We met up with Bob’s father and were introduced to more and more of Bob’s brothers and cousins. Turns out Bob comes from a very large family as his father has five wives and nearly 40 children!! Quite the African man indeed, with each wife receiving her own separate homestead in the area. We all piled in the back of a rickety, rusted out pick up truck for the journey into the bush. The truck only broke down twice along the narrow road but our expert comrades were able to shuffle under the body of the vehicle and promptly fix the problem.

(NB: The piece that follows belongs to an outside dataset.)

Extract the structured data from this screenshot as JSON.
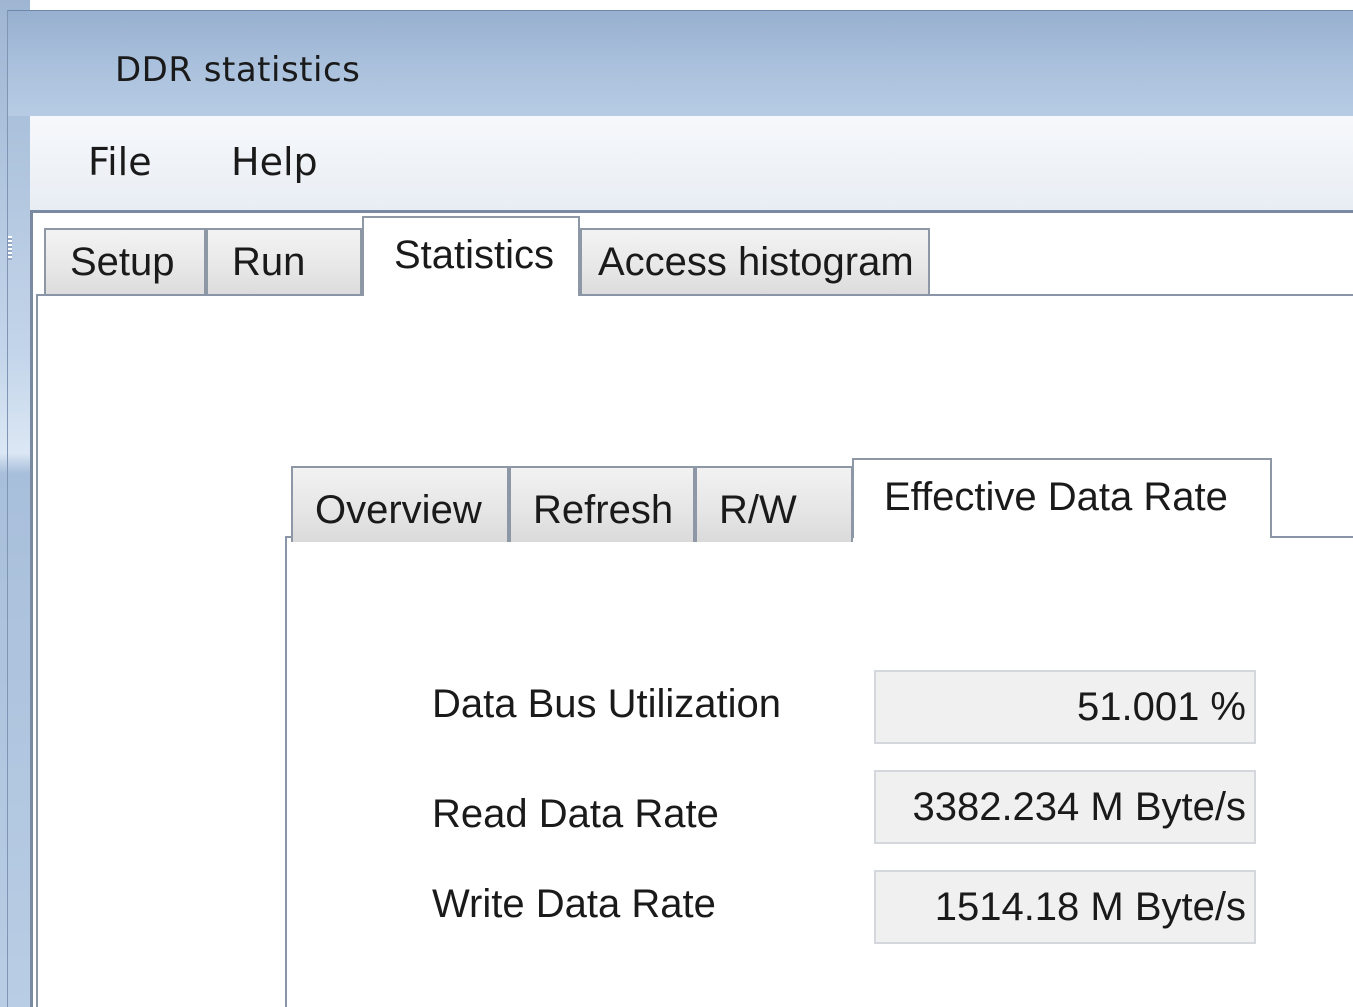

We arrived at the school and were once again greeted by a tremendous welcoming committee of nearly every man, woman and child in the surrounding areas. News spread quickly that there were visitors coming and the whole village assembled to watch a show put on by the young musicians and dancers of the school. I was absolutely amazed at how well practiced and professional the groups were. They clearly showed their experience which has seen them play concerts all over southern Mozambique. For an African child, who has grown up only knowing his immediate surroundings, taking a trip to the capital city can be the honour of a lifetime!!
The music played at the school is mainly Timbila music, which is basically a large xylophone made out of wood and hollowed out masala shells. When you have 6 or 7 timbilas playing frantically, alongside some raucous percussion rhythms, the scene can be quite intense. Zavala after all is the Timbila capital of Mozambique and each year hosts the National Timbila Festival where up to fifty Timbilas will be playing at once. Nathalie and I were both given the chance to perform our pathetic Timbila skills, much to the delight of the village children and elders. We spent a fantastic afternoon listening to and playing music while passing around homemade beer. We even got a chance to visit the workshop where the children of the school make the traditional instruments to sell in the market. One particular boy, the one in the middle facing the camera in the picture above, has been named a legitimate Timbila prodigy, who at the age of ten has already considered the best player in the region.
That night we enjoyed a tasty meal of vegetable stew and chicken foot soup at Bob’s house and (surprise, surprise) back to the disco for another night of cervejas and booty shaking with the locals. The next morning we visited more of Bob’s family as well as friends that work in various businesses in town. Jumping on a Maputo bound bus at just before noon, Nathalie and I did nothing but relax and reminisce about our wonderful weekend amidst such genuine Mozambican culture and hospitality.